Ouch! Tony Blair had only recently left office when Ed Miliband, a protégé of Gordon Brown, drove the Climate Change Act through the Commons, committing the UK government to cutting carbon emissions by 80 per cent, compared with 1990 levels, by 2050. That target was upgraded to a net zero target – with minimal debate and no Commons vote – during Theresa May’s final days in office in 2019. Miliband, back in his old job after a 14-year hiatus, has stuck doggedly to the target.
This is starting to look like the beginning of the end for Britain’s self-sacrificial net zero target
But now Blair says that policy – yes, Labour government policy – is ‘irrational’. A lot of current political leaders, he says, would like to say the same but are scared of being labelled ‘deniers’.

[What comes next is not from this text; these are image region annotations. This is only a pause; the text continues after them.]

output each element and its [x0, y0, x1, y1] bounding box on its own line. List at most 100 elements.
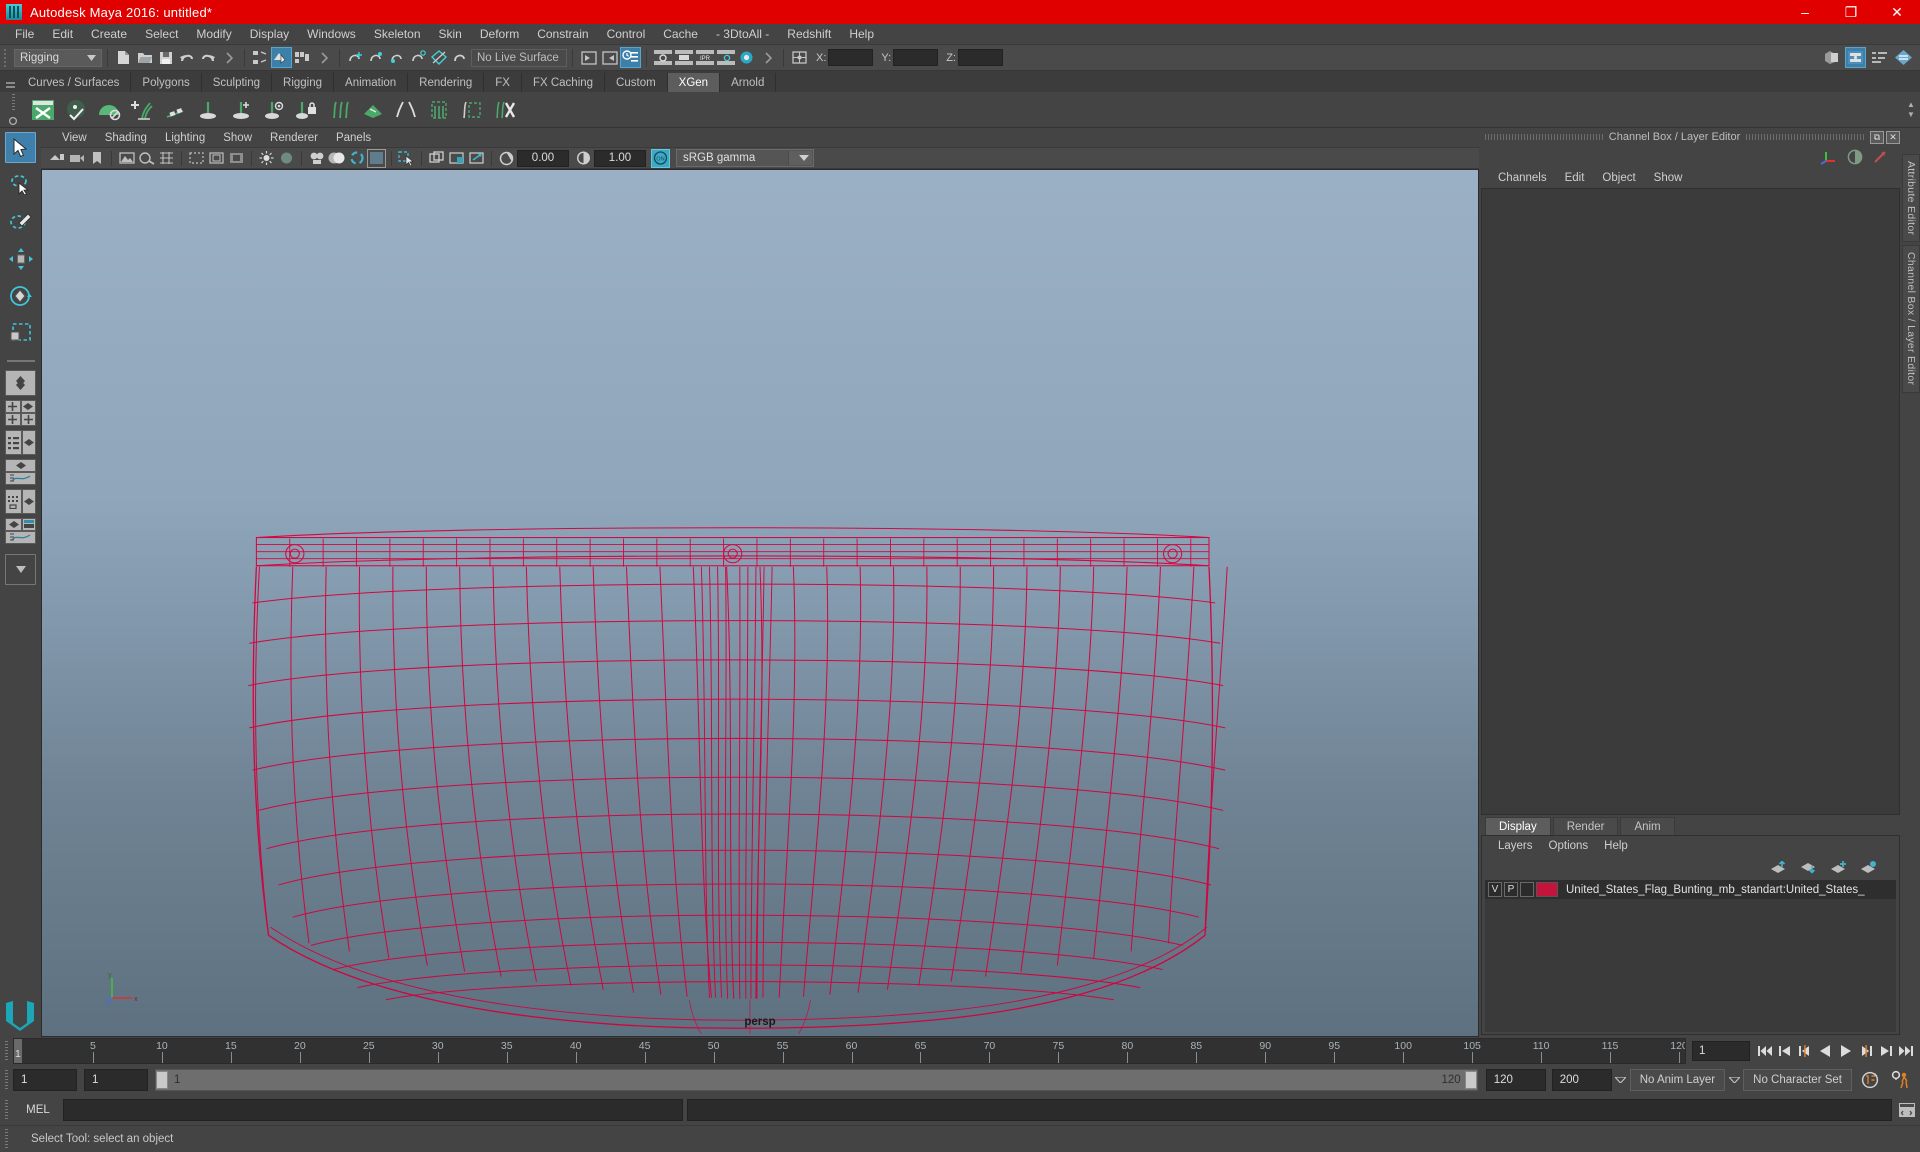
shelf-tab-animation[interactable]: Animation — [334, 73, 409, 92]
animation-start-field[interactable]: 1 — [13, 1069, 77, 1091]
lock-modifier-icon[interactable] — [292, 95, 322, 125]
shelf-tab-custom[interactable]: Custom — [605, 73, 668, 92]
layer-menu-help[interactable]: Help — [1596, 839, 1636, 853]
shelf-tab-fx-caching[interactable]: FX Caching — [521, 73, 606, 92]
shelf-tab-polygons[interactable]: Polygons — [131, 73, 202, 92]
go-to-end-icon[interactable] — [1896, 1041, 1914, 1061]
select-by-hierarchy-icon[interactable] — [250, 47, 271, 68]
toolbar-expand-icon[interactable] — [757, 47, 778, 68]
toolbar-expand-icon[interactable] — [313, 47, 334, 68]
scale-tool-icon[interactable] — [5, 317, 36, 348]
range-start-field[interactable]: 1 — [84, 1069, 148, 1091]
menu-create[interactable]: Create — [82, 25, 136, 43]
gate-mask-icon[interactable] — [227, 149, 246, 168]
xgen-editor-icon[interactable] — [28, 95, 58, 125]
viewport-menu-panels[interactable]: Panels — [327, 131, 380, 145]
create-new-layer-icon[interactable] — [1830, 860, 1847, 874]
menu-3dtoall[interactable]: - 3DtoAll - — [707, 25, 778, 43]
show-attribute-editor-icon[interactable] — [620, 47, 641, 68]
menu-control[interactable]: Control — [598, 25, 655, 43]
create-layer-from-selected-icon[interactable] — [1860, 860, 1877, 874]
time-slider-grip[interactable] — [0, 1038, 13, 1064]
density-tool-icon[interactable] — [490, 95, 520, 125]
close-button[interactable]: ✕ — [1874, 0, 1920, 24]
sidebar-tab-channel-box[interactable]: Channel Box / Layer Editor — [1902, 245, 1920, 393]
status-bar-grip[interactable] — [0, 1126, 13, 1152]
step-forward-key-icon[interactable] — [1876, 1041, 1894, 1061]
shelf-tab-xgen[interactable]: XGen — [667, 73, 721, 92]
color-management-toggle-icon[interactable]: ON — [651, 148, 670, 168]
range-end-field[interactable]: 120 — [1485, 1069, 1546, 1091]
x-coord-field[interactable] — [828, 49, 874, 66]
layer-tab-render[interactable]: Render — [1552, 817, 1619, 835]
auto-keyframe-icon[interactable] — [1860, 1070, 1882, 1090]
show-hide-ui-icon[interactable] — [1821, 47, 1842, 68]
shelf-scroll-arrows[interactable]: ▲ ▼ — [1904, 92, 1918, 128]
menu-select[interactable]: Select — [136, 25, 187, 43]
select-tool-icon[interactable] — [5, 132, 36, 163]
channel-menu-channels[interactable]: Channels — [1489, 171, 1556, 185]
hypershade-icon[interactable] — [736, 47, 757, 68]
time-slider[interactable]: 1 5 10 15 20 25 30 35 40 45 50 55 60 65 70 75 80 85 90 95 1… — [13, 1038, 1686, 1064]
menu-file[interactable]: File — [6, 25, 43, 43]
shelf-tab-rigging[interactable]: Rigging — [272, 73, 335, 92]
range-slider[interactable]: 1 120 — [155, 1069, 1478, 1091]
scroll-up-icon[interactable]: ▲ — [1907, 101, 1915, 109]
gamma-icon[interactable] — [574, 149, 593, 168]
grid-toggle-icon[interactable] — [157, 149, 176, 168]
description-sphere-icon[interactable] — [61, 95, 91, 125]
screenspace-ao-icon[interactable] — [497, 149, 516, 168]
region-modifier-icon[interactable] — [391, 95, 421, 125]
render-current-frame-icon[interactable] — [652, 47, 673, 68]
toolbar-grip[interactable] — [2, 46, 11, 69]
menu-skin[interactable]: Skin — [430, 25, 471, 43]
shelf-tab-rendering[interactable]: Rendering — [408, 73, 485, 92]
snap-to-view-plane-icon[interactable] — [429, 47, 450, 68]
2d-pan-zoom-icon[interactable] — [137, 149, 156, 168]
quick-layout-hypershade[interactable] — [5, 489, 36, 514]
layer-playback-toggle[interactable]: P — [1504, 882, 1518, 897]
move-tool-icon[interactable] — [5, 243, 36, 274]
noise-modifier-icon[interactable] — [325, 95, 355, 125]
snap-to-curve-icon[interactable] — [366, 47, 387, 68]
add-modifier-icon[interactable] — [226, 95, 256, 125]
menu-redshift[interactable]: Redshift — [778, 25, 840, 43]
animation-end-field[interactable]: 200 — [1551, 1069, 1612, 1091]
gamma-field[interactable]: 1.00 — [594, 149, 646, 167]
select-camera-icon[interactable] — [47, 149, 66, 168]
smooth-shade-all-icon[interactable] — [367, 148, 386, 168]
menu-constrain[interactable]: Constrain — [528, 25, 597, 43]
channel-menu-show[interactable]: Show — [1645, 171, 1692, 185]
viewport-menu-show[interactable]: Show — [214, 131, 261, 145]
float-panel-button[interactable]: ⧉ — [1870, 130, 1884, 144]
panel-grip-right[interactable] — [1746, 134, 1864, 140]
toolbar-expand-icon[interactable] — [218, 47, 239, 68]
shading-sphere-icon[interactable] — [1847, 149, 1863, 165]
show-sidebar-right-icon[interactable] — [599, 47, 620, 68]
ramp-arrow-icon[interactable] — [1872, 149, 1888, 165]
chevron-down-icon[interactable] — [788, 151, 812, 165]
move-layer-up-icon[interactable] — [1770, 860, 1787, 874]
show-attribute-panel-icon[interactable] — [1893, 47, 1914, 68]
z-coord-field[interactable] — [957, 49, 1003, 66]
layer-list[interactable]: V P United_States_Flag_Bunting_mb_standa… — [1485, 880, 1896, 1032]
image-plane-icon[interactable] — [117, 149, 136, 168]
exposure-light-icon[interactable] — [257, 149, 276, 168]
command-input[interactable] — [63, 1099, 683, 1121]
quick-layout-single[interactable] — [5, 370, 36, 396]
select-by-component-icon[interactable] — [292, 47, 313, 68]
resolution-gate-icon[interactable] — [207, 149, 226, 168]
redo-icon[interactable] — [197, 47, 218, 68]
layer-tab-display[interactable]: Display — [1485, 817, 1551, 835]
command-line-grip[interactable] — [0, 1097, 13, 1123]
menu-set-selector[interactable]: Rigging — [14, 48, 102, 67]
show-sidebar-left-icon[interactable] — [578, 47, 599, 68]
viewport-menu-view[interactable]: View — [53, 131, 96, 145]
command-output[interactable] — [687, 1099, 1892, 1121]
panel-grip-left[interactable] — [1485, 134, 1603, 140]
rotate-tool-icon[interactable] — [5, 280, 36, 311]
redo-render-icon[interactable] — [673, 47, 694, 68]
menu-help[interactable]: Help — [840, 25, 883, 43]
anim-layer-selector[interactable]: No Anim Layer — [1629, 1069, 1726, 1091]
shelf-tab-fx[interactable]: FX — [484, 73, 522, 92]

The most remarkable thing about Blair’s attack on Miliband’s policy – contained in the foreword to a paper published by Tony Blair’s institute – is that the former PM hasn’t really changed his view. This is no Road to Damascus conversion. He is merely repeating what he used to say in office: that technology would tackle climate change, not hairshirt policies of self-denial. Challenged after taking a Caribbean holiday, he said quite openly that he was not prepared to give up his holiday to cut carbon emissions; rather he expected technology to allow him – and everyone – to carry on flying while cutting emissions.

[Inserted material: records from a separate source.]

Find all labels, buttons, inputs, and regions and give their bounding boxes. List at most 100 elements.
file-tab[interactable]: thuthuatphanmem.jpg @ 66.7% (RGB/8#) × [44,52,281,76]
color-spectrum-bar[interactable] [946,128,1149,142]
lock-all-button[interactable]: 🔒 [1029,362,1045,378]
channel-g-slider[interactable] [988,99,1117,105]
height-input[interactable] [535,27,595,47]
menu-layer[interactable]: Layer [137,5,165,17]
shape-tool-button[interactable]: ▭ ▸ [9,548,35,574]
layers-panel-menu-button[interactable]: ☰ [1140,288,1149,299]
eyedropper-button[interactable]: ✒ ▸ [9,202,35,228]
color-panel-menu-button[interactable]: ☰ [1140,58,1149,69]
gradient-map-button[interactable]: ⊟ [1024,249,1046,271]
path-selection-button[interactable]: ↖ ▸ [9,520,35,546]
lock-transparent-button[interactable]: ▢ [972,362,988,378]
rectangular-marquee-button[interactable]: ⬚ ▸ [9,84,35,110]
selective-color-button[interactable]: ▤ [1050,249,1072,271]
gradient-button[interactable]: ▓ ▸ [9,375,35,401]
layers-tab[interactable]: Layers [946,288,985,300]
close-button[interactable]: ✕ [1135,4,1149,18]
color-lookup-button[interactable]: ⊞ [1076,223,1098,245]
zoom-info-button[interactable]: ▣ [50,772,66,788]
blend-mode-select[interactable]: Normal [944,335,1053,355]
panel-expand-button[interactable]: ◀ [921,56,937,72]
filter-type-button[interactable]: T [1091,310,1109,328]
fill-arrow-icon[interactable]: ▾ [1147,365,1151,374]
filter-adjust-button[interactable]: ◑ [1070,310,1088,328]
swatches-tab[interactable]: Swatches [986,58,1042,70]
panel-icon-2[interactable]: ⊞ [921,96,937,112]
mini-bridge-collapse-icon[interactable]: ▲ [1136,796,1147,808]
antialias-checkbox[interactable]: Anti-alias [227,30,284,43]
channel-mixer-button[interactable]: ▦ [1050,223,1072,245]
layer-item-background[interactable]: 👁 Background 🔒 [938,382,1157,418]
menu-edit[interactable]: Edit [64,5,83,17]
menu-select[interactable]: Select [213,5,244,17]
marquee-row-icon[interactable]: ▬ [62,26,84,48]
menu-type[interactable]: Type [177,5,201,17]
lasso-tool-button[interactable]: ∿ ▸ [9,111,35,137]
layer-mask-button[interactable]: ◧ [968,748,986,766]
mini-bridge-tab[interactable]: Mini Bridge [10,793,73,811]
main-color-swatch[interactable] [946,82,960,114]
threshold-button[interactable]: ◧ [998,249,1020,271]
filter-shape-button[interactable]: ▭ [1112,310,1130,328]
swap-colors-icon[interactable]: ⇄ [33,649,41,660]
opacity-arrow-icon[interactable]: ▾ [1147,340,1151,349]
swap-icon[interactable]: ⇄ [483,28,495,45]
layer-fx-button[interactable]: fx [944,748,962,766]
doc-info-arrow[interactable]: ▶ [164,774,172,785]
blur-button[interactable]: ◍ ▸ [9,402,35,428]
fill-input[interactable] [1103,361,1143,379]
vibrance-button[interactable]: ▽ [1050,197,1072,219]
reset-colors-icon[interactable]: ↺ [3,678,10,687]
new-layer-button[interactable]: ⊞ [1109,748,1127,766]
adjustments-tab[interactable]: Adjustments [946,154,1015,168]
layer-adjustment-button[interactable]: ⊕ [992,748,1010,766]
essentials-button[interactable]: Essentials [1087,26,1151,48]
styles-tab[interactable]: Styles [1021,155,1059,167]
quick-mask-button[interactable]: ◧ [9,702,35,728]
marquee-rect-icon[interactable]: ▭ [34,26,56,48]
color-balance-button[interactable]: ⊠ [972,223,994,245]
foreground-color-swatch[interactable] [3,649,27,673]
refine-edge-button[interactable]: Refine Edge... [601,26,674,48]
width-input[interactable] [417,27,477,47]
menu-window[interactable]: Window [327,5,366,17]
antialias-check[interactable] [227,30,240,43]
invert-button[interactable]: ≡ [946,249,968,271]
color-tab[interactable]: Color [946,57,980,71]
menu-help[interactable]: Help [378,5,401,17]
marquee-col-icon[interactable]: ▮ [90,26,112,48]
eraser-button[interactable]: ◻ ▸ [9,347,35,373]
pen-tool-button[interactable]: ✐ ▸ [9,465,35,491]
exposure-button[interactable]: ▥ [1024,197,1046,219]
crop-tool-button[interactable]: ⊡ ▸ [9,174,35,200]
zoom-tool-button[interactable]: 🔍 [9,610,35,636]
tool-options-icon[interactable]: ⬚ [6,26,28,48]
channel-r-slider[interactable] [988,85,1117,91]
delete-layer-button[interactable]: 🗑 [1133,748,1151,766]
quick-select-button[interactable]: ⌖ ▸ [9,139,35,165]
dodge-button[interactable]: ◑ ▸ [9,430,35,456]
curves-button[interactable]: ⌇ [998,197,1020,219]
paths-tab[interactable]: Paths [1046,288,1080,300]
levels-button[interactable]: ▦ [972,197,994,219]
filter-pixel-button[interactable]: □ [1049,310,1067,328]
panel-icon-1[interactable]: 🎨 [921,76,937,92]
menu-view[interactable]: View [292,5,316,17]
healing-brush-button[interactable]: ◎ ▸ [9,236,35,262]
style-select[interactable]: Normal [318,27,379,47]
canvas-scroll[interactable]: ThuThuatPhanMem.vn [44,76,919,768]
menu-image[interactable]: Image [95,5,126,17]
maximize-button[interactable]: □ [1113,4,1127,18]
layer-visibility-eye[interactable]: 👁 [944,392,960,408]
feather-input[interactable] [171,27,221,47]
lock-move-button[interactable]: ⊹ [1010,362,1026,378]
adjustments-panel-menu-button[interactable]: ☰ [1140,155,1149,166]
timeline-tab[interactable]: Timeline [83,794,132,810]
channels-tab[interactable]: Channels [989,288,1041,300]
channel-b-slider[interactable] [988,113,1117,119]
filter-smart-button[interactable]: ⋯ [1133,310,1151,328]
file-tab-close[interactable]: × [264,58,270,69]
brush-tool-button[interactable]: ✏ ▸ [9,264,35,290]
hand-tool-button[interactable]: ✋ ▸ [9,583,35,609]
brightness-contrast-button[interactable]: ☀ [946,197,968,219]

It isn’t Blair who has changed; it is the terms of political debate. As he observes, since he left office the debate has become hysterical. Moreover, it has become irrational because Britain is sacrificing economic growth and living standards to reach a UK net zero target while developing countries surge ahead with economic growth largely fed by fossil fuels – and climate imperialists in the West have no right to deny them the rapid wealth-creation we enjoyed on the back of cheap energy 200 years ago.
Blair makes another point he did while in office: that China continues to build coal plants at a rate that exceeds the West’s ability to close them. Britain, indeed, has no more to close. One thing has changed since Blair’s day as PM: China has embraced wind and solar as well as coal. But that doesn’t detract from its growth in coal power: power-hungry China wants all the energy it can muster, from whatever source. That is true of all developing countries; ultimately, whatever they say at COP conferences (often as a ruse to try to extract climate ‘reparations’), they will always choose growth over net zero targets.

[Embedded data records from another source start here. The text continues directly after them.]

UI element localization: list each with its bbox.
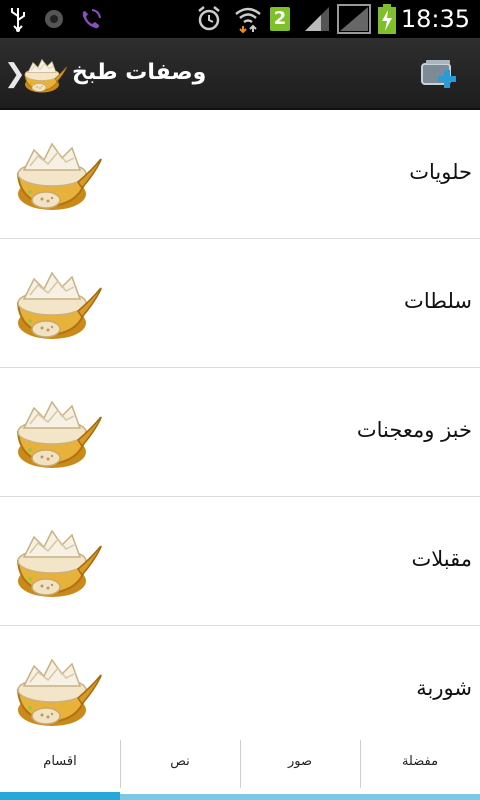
list-item-label: سلطات: [404, 289, 472, 313]
screen: 2 18:35 ❯ وصفات طبخ حلويات سلطات خبز ومع…: [0, 0, 480, 800]
category-list: حلويات سلطات خبز ومعجنات مقبلات شوربة: [0, 110, 480, 740]
signal-icon: [302, 0, 332, 38]
list-item-label: حلويات: [409, 160, 472, 184]
list-item-label: شوربة: [416, 676, 472, 700]
wifi-icon: [233, 0, 263, 38]
list-item-label: خبز ومعجنات: [356, 418, 472, 442]
bottom-tab-bar: اقسام نص صور مفضلة: [0, 740, 480, 800]
voicemail-icon: [42, 0, 66, 38]
tab-indicator: [240, 794, 360, 800]
sim-badge-icon: 2: [268, 0, 292, 38]
tab-label: صور: [287, 754, 313, 769]
cooking-bowl-icon: [8, 646, 104, 732]
list-item-bread-pastries[interactable]: خبز ومعجنات: [0, 368, 480, 497]
list-item-salads[interactable]: سلطات: [0, 239, 480, 368]
list-item-desserts[interactable]: حلويات: [0, 110, 480, 239]
tab-label: اقسام: [43, 754, 77, 769]
tab-favorites[interactable]: مفضلة: [360, 740, 480, 800]
cooking-bowl-icon: [8, 388, 104, 474]
signal-empty-icon: [336, 0, 372, 38]
tab-label: مفضلة: [401, 754, 439, 769]
cooking-bowl-icon: [8, 517, 104, 603]
status-bar: 2 18:35: [0, 0, 480, 38]
tab-images[interactable]: صور: [240, 740, 360, 800]
notification-count: 2: [270, 7, 290, 31]
list-item-appetizers[interactable]: مقبلات: [0, 497, 480, 626]
usb-icon: [6, 0, 30, 38]
tab-text[interactable]: نص: [120, 740, 240, 800]
list-item-soup[interactable]: شوربة: [0, 626, 480, 740]
app-title: وصفات طبخ: [72, 60, 207, 85]
action-bar: ❯ وصفات طبخ: [0, 38, 480, 110]
battery-charging-icon: [376, 0, 398, 38]
tab-indicator: [360, 794, 480, 800]
list-item-label: مقبلات: [411, 547, 472, 571]
cooking-bowl-icon: [8, 259, 104, 345]
cooking-bowl-icon: [8, 130, 104, 216]
app-logo-icon[interactable]: [20, 52, 68, 96]
add-to-home-icon[interactable]: [418, 56, 462, 92]
tab-label: نص: [170, 754, 190, 769]
tab-indicator: [120, 794, 240, 800]
alarm-icon: [195, 0, 223, 38]
clock: 18:35: [400, 5, 470, 33]
viber-icon: [78, 0, 104, 38]
tab-indicator-active: [0, 792, 120, 800]
tab-sections[interactable]: اقسام: [0, 740, 120, 800]
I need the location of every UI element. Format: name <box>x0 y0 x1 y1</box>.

Unlike Miliband – whose standard line is to claim that net zero will save us money and make us richer – others can see the obvious evidence to the contrary.
Will the government take any notice of Blair? Miliband can be expected to bat away Blair’s not-very-coded attack, impossibly claiming that he and Blair are really on the same page. But other members of the government may be less inclined to dismiss what Blair is saying – that Britain’s net zero policy is ‘doomed to failure’. Gradually, the political ground is beginning to shift. Britain’s sky-high energy prices (despite generating more of our power from wind and solar than most developed countries) and the fate of our steel industry have prompted moments of realisation.
It doesn’t – and shouldn’t – mean an end to the quest for cleaner energy. But this is starting to look like the beginning of the end for Britain’s self-sacrificial net zero target. What may have seemed an impregnable consensus until recently is crumbling rapidly.